Irene Némirovsky es un claro ejemplo de resonancia tardía en la historia literaria. Su vida trágica de novelista precoz deportada a Auschwitz y muerta allí antecede la lectura actual de cada una de sus obras, que se reeditan de un tiempo a esta parte con buena recepción. Pero las razones de esa permanencia quizá no son tanto las extraliterarias como las vinculadas a su estilo. Némirovsky, nacida en Kiev más profesional de lo que aparentaba, con una capacidad notoria para estructurar relatos, crear personajes de peso y darles vuelo, además de ser una lectora capaz de integrar muy bien lo que leía a su propio mundo creativo. La presa, novela de 1938, cuenta la historia de un arribista y es un buen ejemplo de cómo la autora trabajaba con la literatura preexistente en un permanente diálogo de influencias. Más de cien años antes, en 1830, Henry Beyle –conocido como Stendhal- había publicado Rojo y negro, la novela por antonomasia del arribismo trágico. Y entre Julien Sorel, protagonista de esa novela, y Jean-Luc Daguerne, el personaje de Némirovsky, hay una fraternidad insoslayable. También la había entre su novela Suite francesa y Guerra y paz de Tolstoi, o entre El vino de la soledad y Madame Bovary de Flaubert.

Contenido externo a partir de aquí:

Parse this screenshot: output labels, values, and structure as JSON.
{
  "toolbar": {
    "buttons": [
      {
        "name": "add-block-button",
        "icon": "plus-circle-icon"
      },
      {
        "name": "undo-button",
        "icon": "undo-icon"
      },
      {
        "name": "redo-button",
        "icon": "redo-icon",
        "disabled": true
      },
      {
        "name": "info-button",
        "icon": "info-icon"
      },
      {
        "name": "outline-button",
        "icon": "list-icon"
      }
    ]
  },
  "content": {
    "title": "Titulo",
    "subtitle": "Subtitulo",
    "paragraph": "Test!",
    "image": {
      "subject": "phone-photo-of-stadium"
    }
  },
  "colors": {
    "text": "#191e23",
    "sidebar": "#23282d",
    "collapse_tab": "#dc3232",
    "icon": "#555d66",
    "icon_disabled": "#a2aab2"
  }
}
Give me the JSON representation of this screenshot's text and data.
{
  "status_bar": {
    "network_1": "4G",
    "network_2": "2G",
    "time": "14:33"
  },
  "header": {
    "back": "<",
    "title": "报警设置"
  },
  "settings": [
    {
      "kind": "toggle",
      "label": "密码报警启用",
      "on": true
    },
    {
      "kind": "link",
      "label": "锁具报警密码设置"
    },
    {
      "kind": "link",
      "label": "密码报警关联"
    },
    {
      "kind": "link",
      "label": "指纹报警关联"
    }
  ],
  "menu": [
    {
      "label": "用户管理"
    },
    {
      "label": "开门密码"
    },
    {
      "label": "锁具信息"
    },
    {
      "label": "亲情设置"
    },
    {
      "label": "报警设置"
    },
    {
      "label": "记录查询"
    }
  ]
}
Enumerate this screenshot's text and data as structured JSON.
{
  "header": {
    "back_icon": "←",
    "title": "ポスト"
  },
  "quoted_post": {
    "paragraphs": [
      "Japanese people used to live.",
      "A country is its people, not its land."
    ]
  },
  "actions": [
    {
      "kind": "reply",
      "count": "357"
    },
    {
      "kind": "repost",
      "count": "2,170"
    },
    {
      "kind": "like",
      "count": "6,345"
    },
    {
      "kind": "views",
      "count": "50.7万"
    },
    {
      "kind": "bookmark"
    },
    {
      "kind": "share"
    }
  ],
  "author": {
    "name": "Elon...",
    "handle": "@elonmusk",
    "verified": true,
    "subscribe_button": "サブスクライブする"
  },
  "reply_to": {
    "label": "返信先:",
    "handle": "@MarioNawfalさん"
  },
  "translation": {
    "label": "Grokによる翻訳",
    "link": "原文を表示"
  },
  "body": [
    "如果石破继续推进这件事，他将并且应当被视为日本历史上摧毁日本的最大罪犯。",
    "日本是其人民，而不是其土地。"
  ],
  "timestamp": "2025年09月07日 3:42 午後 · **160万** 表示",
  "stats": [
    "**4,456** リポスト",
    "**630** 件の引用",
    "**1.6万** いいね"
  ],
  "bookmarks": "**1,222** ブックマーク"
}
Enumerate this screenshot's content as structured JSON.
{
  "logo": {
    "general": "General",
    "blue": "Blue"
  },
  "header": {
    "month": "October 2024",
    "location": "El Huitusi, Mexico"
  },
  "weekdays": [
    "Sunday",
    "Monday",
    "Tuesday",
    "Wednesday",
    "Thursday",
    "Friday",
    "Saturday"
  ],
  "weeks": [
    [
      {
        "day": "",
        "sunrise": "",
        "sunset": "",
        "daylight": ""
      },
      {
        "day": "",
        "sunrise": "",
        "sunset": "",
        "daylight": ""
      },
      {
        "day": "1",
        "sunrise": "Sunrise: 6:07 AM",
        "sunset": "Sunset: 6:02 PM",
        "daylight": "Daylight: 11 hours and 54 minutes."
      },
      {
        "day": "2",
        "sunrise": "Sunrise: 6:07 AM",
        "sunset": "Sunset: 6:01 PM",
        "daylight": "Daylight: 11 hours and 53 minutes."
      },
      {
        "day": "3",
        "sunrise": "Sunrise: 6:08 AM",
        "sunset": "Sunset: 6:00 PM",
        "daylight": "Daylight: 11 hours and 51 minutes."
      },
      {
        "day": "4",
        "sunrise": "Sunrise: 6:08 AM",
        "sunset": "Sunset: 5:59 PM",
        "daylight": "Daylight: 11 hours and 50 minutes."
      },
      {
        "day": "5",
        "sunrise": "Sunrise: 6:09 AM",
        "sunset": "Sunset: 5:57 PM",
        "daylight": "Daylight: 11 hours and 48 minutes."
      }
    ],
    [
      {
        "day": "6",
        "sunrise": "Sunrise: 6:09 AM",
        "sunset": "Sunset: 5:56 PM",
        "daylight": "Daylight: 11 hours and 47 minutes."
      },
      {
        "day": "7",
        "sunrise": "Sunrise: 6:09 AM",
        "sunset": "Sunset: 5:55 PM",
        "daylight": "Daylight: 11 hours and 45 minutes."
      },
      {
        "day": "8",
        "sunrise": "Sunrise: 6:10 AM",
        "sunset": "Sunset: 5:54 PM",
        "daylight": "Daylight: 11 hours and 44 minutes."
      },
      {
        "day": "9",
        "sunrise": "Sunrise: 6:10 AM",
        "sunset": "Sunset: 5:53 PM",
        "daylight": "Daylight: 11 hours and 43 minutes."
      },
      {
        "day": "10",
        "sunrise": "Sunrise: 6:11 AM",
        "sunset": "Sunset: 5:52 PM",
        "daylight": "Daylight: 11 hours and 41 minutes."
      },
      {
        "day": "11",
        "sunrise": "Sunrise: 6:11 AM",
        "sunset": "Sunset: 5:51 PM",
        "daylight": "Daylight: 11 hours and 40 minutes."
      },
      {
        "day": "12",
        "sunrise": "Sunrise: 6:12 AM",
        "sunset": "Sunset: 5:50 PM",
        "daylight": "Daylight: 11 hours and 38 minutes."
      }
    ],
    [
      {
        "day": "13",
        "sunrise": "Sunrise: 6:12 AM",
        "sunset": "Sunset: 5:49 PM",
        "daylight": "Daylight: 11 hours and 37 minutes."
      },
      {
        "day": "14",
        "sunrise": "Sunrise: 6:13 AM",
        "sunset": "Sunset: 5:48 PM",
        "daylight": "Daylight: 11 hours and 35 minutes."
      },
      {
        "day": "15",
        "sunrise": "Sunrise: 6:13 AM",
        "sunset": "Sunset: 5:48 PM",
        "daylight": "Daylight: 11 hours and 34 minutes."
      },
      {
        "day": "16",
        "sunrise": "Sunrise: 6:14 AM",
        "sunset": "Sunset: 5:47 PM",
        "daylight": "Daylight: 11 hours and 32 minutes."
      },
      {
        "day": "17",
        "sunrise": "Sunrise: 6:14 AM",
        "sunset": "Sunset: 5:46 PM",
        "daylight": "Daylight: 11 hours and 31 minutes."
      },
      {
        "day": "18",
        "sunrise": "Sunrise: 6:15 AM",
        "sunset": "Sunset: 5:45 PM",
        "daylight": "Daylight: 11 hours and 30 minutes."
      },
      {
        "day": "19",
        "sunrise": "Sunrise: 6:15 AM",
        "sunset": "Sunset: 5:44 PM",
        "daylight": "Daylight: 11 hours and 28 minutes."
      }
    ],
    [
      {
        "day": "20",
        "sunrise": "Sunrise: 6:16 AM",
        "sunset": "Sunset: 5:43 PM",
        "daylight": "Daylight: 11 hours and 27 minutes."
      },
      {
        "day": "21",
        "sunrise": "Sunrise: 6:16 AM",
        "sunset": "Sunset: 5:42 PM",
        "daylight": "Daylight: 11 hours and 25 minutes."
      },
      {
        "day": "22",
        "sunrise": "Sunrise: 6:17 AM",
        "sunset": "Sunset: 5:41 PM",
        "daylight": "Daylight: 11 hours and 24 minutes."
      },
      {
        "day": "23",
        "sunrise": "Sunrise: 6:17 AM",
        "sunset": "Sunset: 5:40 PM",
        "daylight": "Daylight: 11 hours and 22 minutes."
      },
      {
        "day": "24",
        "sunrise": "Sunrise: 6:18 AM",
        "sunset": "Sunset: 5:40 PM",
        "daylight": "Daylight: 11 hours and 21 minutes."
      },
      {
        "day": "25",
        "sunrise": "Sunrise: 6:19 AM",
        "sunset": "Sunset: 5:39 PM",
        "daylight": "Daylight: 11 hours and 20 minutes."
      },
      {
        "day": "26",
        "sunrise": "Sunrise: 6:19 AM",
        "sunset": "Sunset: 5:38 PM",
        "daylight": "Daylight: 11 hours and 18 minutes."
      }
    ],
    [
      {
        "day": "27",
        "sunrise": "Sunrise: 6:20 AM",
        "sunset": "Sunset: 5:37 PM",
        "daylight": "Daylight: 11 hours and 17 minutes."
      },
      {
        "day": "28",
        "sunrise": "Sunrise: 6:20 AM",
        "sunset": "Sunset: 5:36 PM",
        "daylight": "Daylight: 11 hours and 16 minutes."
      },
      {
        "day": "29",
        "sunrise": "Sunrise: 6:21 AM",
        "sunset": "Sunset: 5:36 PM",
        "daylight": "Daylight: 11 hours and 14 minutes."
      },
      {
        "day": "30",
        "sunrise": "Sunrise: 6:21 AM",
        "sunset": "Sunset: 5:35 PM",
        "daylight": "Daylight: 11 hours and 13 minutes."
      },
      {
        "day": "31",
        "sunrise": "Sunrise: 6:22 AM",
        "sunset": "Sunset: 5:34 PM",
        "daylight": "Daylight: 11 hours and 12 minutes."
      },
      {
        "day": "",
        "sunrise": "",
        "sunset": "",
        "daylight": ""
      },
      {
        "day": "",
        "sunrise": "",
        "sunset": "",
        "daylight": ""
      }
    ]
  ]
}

La presa se ambienta en Francia en 1923, presentando a una familia que se viene abajo moral y económicamente. Laurente Daguerne, lector apasionado, es un hombre enfermo y pronto a morir que deja más o menos en la indigencia a su segunda esposa, a los dos hijos que tuvo con ella y al hijo de su primer matrimonio, Jean- Luc, quien a los veintitrés años se encapricha con la hija de un banquero, Édith Sarlat, una chiquilina algo voluble que enseguida lo deja por un partido mejor. El sentimiento de Jean-Luc, de por sí débil, vira a un juego de conquista y poder y consigue seducirla, embarazarla y casarse con ella. No es el comienzo del “y fueron felices” sino de una montaña rusa de subidas y bajadas que no solo incluyen la crisis moral que trae el tiempo y la aparición de nuevos amores sino también el crac financiero del ’29 y sus coletazos europeos, más un panorama político corrupto que termina arrastrando al personaje principal a la caída.
El relato de Némirovsky se levanta -decimonónico en su esencia- como un gran fresco emocional donde los sentimientos son pisoteados pero terminan controlando y castigando a los personajes al punto de convertirlos en héroes románticos.